Stefan Zweig LE MONDE D'HIER - Souvenirs d'un Européen.
ed. Belfond 1982
 
Préface.
L'école au siècle passé
Il allait de soi qu'après l'école primaire on m'enverrait au lycée. (...)
Or cette voie qui menait à l'université était assez longue et n'avait rien de rose.

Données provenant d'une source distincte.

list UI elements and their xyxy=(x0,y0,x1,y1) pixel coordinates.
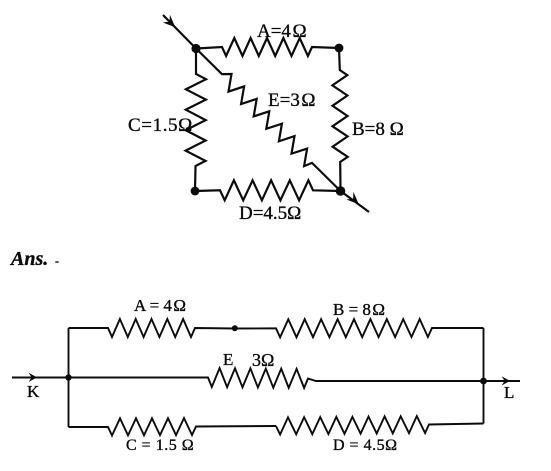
left bus (bottom figure) xyxy=(68,328,70,427)
resistor C bottom + wire xyxy=(69,418,277,435)
label Ans. xyxy=(11,248,48,271)
label C = 1.5 ohm bottom xyxy=(126,437,194,455)
resistor E bottom (middle branch) xyxy=(69,368,484,388)
node top-right xyxy=(335,44,344,53)
arrowhead output xyxy=(346,192,359,205)
node top-left xyxy=(191,44,200,53)
label E bottom xyxy=(223,350,233,370)
label K xyxy=(27,382,39,402)
label 3 ohm bottom xyxy=(252,350,274,371)
node K junction xyxy=(65,374,71,380)
resistor A bottom + wire xyxy=(69,319,235,337)
label B=8ohm top xyxy=(352,119,404,141)
wire input lead top-left xyxy=(163,15,196,49)
resistor D (bottom edge) xyxy=(195,180,341,200)
label B = 8 ohm bottom xyxy=(333,300,385,320)
arrowhead K xyxy=(29,373,37,382)
resistor B (right edge) xyxy=(332,48,347,191)
label D = 4.5 ohm bottom xyxy=(333,437,397,455)
speck after Ans. xyxy=(55,261,59,263)
node bottom-right xyxy=(336,186,346,196)
label L xyxy=(504,383,514,403)
wire output lead bottom-right xyxy=(341,191,370,212)
resistor D bottom + wire xyxy=(276,416,484,434)
wire K lead xyxy=(12,377,69,379)
wire L lead xyxy=(484,380,521,382)
resistor E (diagonal) xyxy=(196,49,341,192)
label E=3ohm top xyxy=(268,90,316,112)
arrowhead L xyxy=(502,376,510,385)
label D=4.5ohm top xyxy=(239,203,301,225)
label C=1.5ohm top xyxy=(128,115,193,137)
label A=4ohm top xyxy=(257,21,307,43)
resistor B bottom + wire xyxy=(235,319,484,337)
resistor A (top edge) xyxy=(196,38,339,56)
node A-B junction xyxy=(232,325,238,331)
right bus (bottom figure) xyxy=(483,328,485,424)
arrowhead input xyxy=(163,15,176,28)
node L junction xyxy=(480,378,487,385)
resistor C (left edge) xyxy=(186,49,206,192)
node bottom-left xyxy=(191,187,200,196)
label A = 4 ohm bottom xyxy=(134,296,186,316)
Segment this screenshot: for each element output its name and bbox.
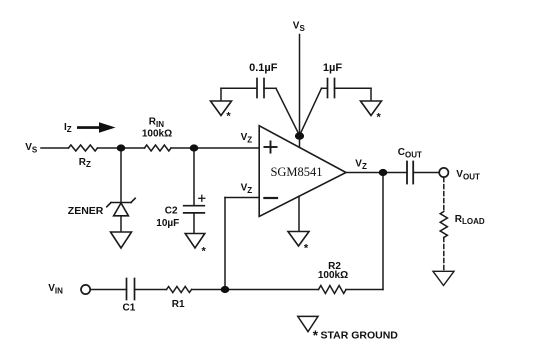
svg-text:*: * [377,112,382,124]
svg-text:100kΩ: 100kΩ [142,129,172,140]
wire 1uF left lead [322,87,328,89]
wire node A down to zener [120,148,122,203]
op-amp minus input marker [264,197,277,199]
resistor RZ [69,145,98,151]
svg-text:STAR GROUND: STAR GROUND [321,330,399,342]
resistor R1 [167,287,192,293]
svg-text:*: * [226,111,231,123]
wire R2 to node C [192,289,319,291]
capacitor 0.1uF plates [256,79,258,98]
wire node B down to C2 [193,148,195,206]
wire op-amp negative ground pin [298,196,300,231]
supply pin junction dot [295,132,304,140]
svg-text:ZENER: ZENER [68,205,104,217]
capacitor COUT plates [406,162,408,184]
ground (C2, starred) [185,234,205,249]
ground (load, phantom) [433,271,454,285]
wire feedback bottom right segment [346,289,383,291]
wire 0.1uF left lead [221,87,257,89]
terminal VIN [81,285,90,294]
resistor RLOAD [440,212,447,238]
wire Vs to Rz [41,147,69,149]
wire C2 to ground [193,213,195,233]
terminal VOUT [439,168,448,177]
ground (star ground legend) [298,316,318,331]
wire to right star ground [370,88,372,101]
resistor R2 [319,286,347,294]
wire output node down to feedback [382,173,384,290]
op-amp U1 SGM8541 body [259,126,346,217]
wire Rz to Rin (through node A) [98,147,145,149]
wire dashed Vout to Rload [443,178,445,212]
wire Rin to op-amp + input [171,147,259,149]
ground (zener) [111,232,132,248]
resistor RIN [145,145,172,151]
capacitor C2 plates [184,206,205,213]
zener diode D1 [107,198,135,216]
capacitor 1uF plates [327,79,329,98]
svg-text:100kΩ: 100kΩ [318,270,348,281]
wire zener to ground [120,216,122,232]
node B junction dot [190,144,199,151]
svg-text:R1: R1 [172,299,185,310]
ground (0.1uF, starred) [211,101,232,116]
svg-text:1µF: 1µF [323,62,342,74]
svg-text:SGM8541: SGM8541 [270,165,322,179]
node C junction dot [221,286,230,293]
wire 0.1uF right lead [264,87,276,89]
wire Cout to Vout terminal [413,172,439,174]
wire node C up to minus input [224,198,226,290]
C2 polarity plus [199,195,205,201]
output node junction dot [379,169,388,176]
wire op-amp output to Cout [346,172,407,174]
svg-text:*: * [304,243,309,255]
svg-text:10µF: 10µF [156,218,179,229]
wire 1uF right lead [335,87,372,89]
node A junction dot [117,144,126,151]
svg-text:C2: C2 [165,206,178,217]
svg-text:0.1µF: 0.1µF [249,62,278,74]
wire to left star ground [220,88,222,101]
svg-text:*: * [313,328,319,343]
current arrow IZ [77,122,116,132]
wire dashed Rload to ground [443,238,445,271]
wire Vs supply vertical [299,35,301,148]
svg-text:*: * [202,246,207,258]
op-amp plus input marker [264,141,276,152]
ground (op-amp, starred) [288,232,309,247]
wire diagonal supply node to 1uF [300,88,322,135]
wire Vin terminal to C1 [90,289,126,291]
capacitor C1 plates [126,279,128,300]
wire C1 to R1 [135,289,167,291]
wire to op-amp minus input [225,197,259,199]
wire diagonal 0.1uF to supply node [276,88,300,135]
svg-text:C1: C1 [123,302,136,313]
ground (1uF, starred) [361,101,382,116]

Pendant cinq années d'école primaire et huit ans de lycée, il fallait passer cinq à six heures par jour sur les bancs de la classe, puis, une fois les cours terminés, faire ses devoirs, et aussi — ce qu'exigeait la « culture générale » — apprendre le français, l'anglais et l'italien, à côté du latin et du grec qui s'enseignaient en classe ; en tout cinq langues, à quoi s'ajoutaient la géométrie et la physique, et toutes les autres disciplines scolaires. C'était plus que trop, et cela ne laissait presque aucune place pour les exercices corporels, les sports et les promenades, ni surtout pour les plaisirs et les divertissements. Je me rappelle confusément qu'à sept ans il nous, avait fallu apprendre et chanter en choeur je ne sais plus quelle chanson où il était question « du temps joyeux,  du temps bienheureux de l'enfance ».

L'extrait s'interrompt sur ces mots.